If all of this is giving you déjà vu, it could be due to The Matrix lawsuit story that won’t die. For 11 years now, the fable of Sophia Stewart’s “multibillion-dollar” legal victory has been circulating, reported as fact on websites updated as recently as 2013. Stewart, who told the L.A. Times in 2005 that she was “the kind of master writer that comes once upon this Earth” (she also said, “The Oracle is me. I wrote myself into my work”), maintains that she answered a magazine ad posted by the Wachowskis in 1986, sending in a copy of her manuscript “The Third Eye” in the hope it would be turned into a comic book. She never heard back, and her materials were never returned to her. (The Wachowskis deny this; at the time, Andy was 18 years old and Lana was a 21-year-old college student.) The case was closed in 2005, with no damages awarded to Stewart, but apparently she’s still stocking up on blue pills.
When someone asks you what your favorite Matrix lawsuit of all time is, though, don’t forget about that time when Tank (Marcus Chong) sued the producers for slander after he was cut from the sequels (for unknown reasons, speculated to be due to salary negotiations).
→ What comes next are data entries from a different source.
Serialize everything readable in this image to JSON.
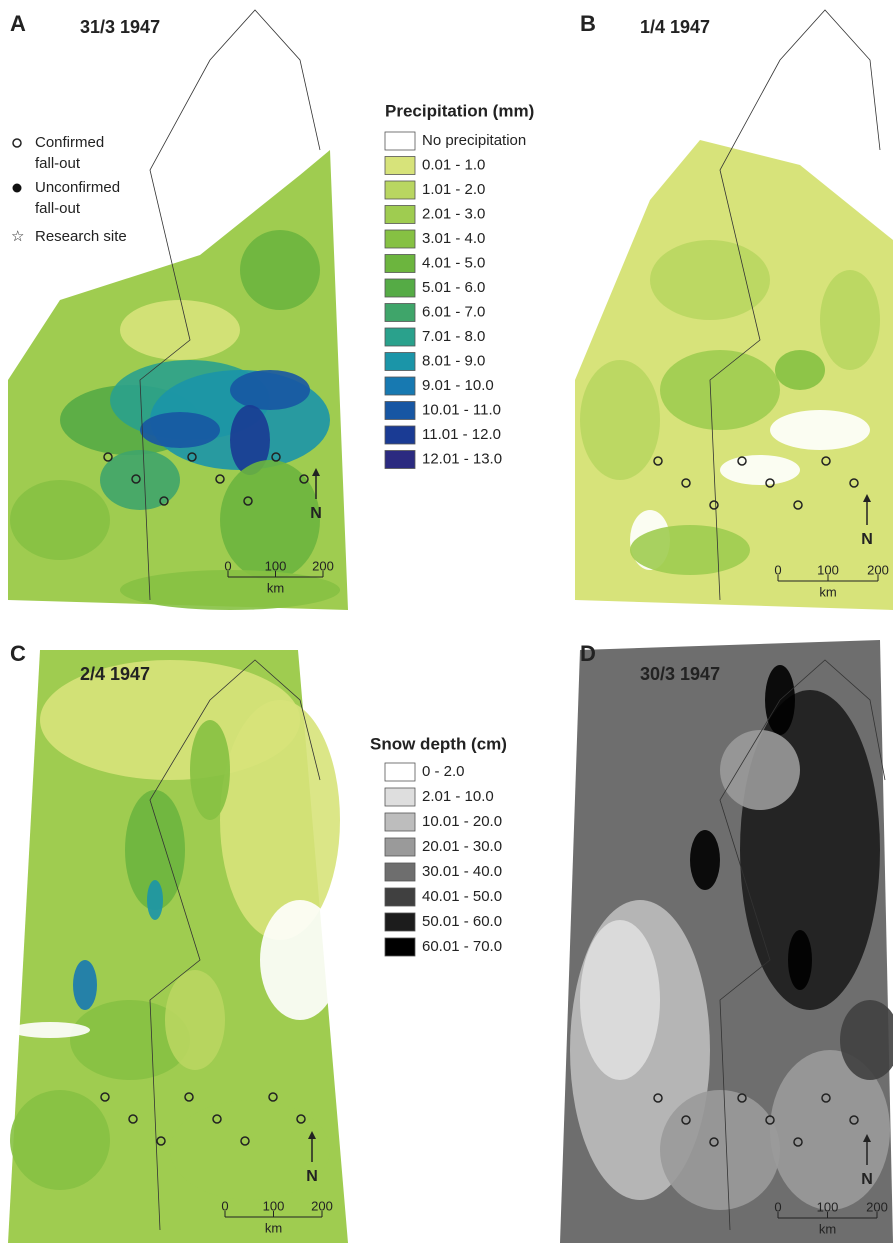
{
  "panels": [
    {
      "letter": "A",
      "date": "31/3 1947",
      "scale": [
        0,
        100,
        200
      ],
      "unit": "km",
      "north": "N"
    },
    {
      "letter": "B",
      "date": "1/4 1947",
      "scale": [
        0,
        100,
        200
      ],
      "unit": "km",
      "north": "N"
    },
    {
      "letter": "C",
      "date": "2/4 1947",
      "scale": [
        0,
        100,
        200
      ],
      "unit": "km",
      "north": "N"
    },
    {
      "letter": "D",
      "date": "30/3 1947",
      "scale": [
        0,
        100,
        200
      ],
      "unit": "km",
      "north": "N"
    }
  ],
  "point_legend": [
    {
      "lines": [
        "Confirmed",
        "fall-out"
      ],
      "symbol": "circle"
    },
    {
      "lines": [
        "Unconfirmed",
        "fall-out"
      ],
      "symbol": "dot"
    },
    {
      "lines": [
        "Research site"
      ],
      "symbol": "star"
    }
  ],
  "precipitation_legend": {
    "title": "Precipitation (mm)",
    "items": [
      {
        "label": "No precipitation",
        "color": "#ffffff"
      },
      {
        "label": "0.01 - 1.0",
        "color": "#d7e37a"
      },
      {
        "label": "1.01 - 2.0",
        "color": "#b9d661"
      },
      {
        "label": "2.01 - 3.0",
        "color": "#9fcc50"
      },
      {
        "label": "3.01 - 4.0",
        "color": "#86c143"
      },
      {
        "label": "4.01 - 5.0",
        "color": "#6cb53e"
      },
      {
        "label": "5.01 - 6.0",
        "color": "#55ab45"
      },
      {
        "label": "6.01 - 7.0",
        "color": "#3fa56a"
      },
      {
        "label": "7.01 - 8.0",
        "color": "#2aa18c"
      },
      {
        "label": "8.01 - 9.0",
        "color": "#1b95a8"
      },
      {
        "label": "9.01 - 10.0",
        "color": "#1779b1"
      },
      {
        "label": "10.01 - 11.0",
        "color": "#1756a3"
      },
      {
        "label": "11.01 - 12.0",
        "color": "#1a3b94"
      },
      {
        "label": "12.01 - 13.0",
        "color": "#2b2a80"
      }
    ]
  },
  "snow_legend": {
    "title": "Snow depth (cm)",
    "items": [
      {
        "label": "0 - 2.0",
        "color": "#ffffff"
      },
      {
        "label": "2.01 - 10.0",
        "color": "#dedede"
      },
      {
        "label": "10.01 - 20.0",
        "color": "#bdbdbd"
      },
      {
        "label": "20.01 - 30.0",
        "color": "#9a9a9a"
      },
      {
        "label": "30.01 - 40.0",
        "color": "#6e6e6e"
      },
      {
        "label": "40.01 - 50.0",
        "color": "#404040"
      },
      {
        "label": "50.01 - 60.0",
        "color": "#1c1c1c"
      },
      {
        "label": "60.01 - 70.0",
        "color": "#000000"
      }
    ]
  }
}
He sought to recoup what would have been his pay from the films, plus damages, after claiming the Wachowskis had — somehow — painted him as a terrorist. Maybe a craft-service terrorist: According to an old Entertainment Weekly interview, cited here, Chong admitted to “crashing a press junket, snatching food from production offices and crank-yanking the Wachowskis” after he had been uninvited from the second and third installments of the franchise. Perhaps he should get in touch with Grant Morrison, who panned the sequels by saying that “[the Wachowskis] should have kept on stealing from me and maybe they would have wound up with something to really be proud of — a movie that could change minds and hearts and worlds.” You know, like one about cryogenically frozen Nazis, something really original. Oh, wait a second. And then wait another second. You know what? Forget it. There are no original ideas. We’re all just copies of Agent Smith.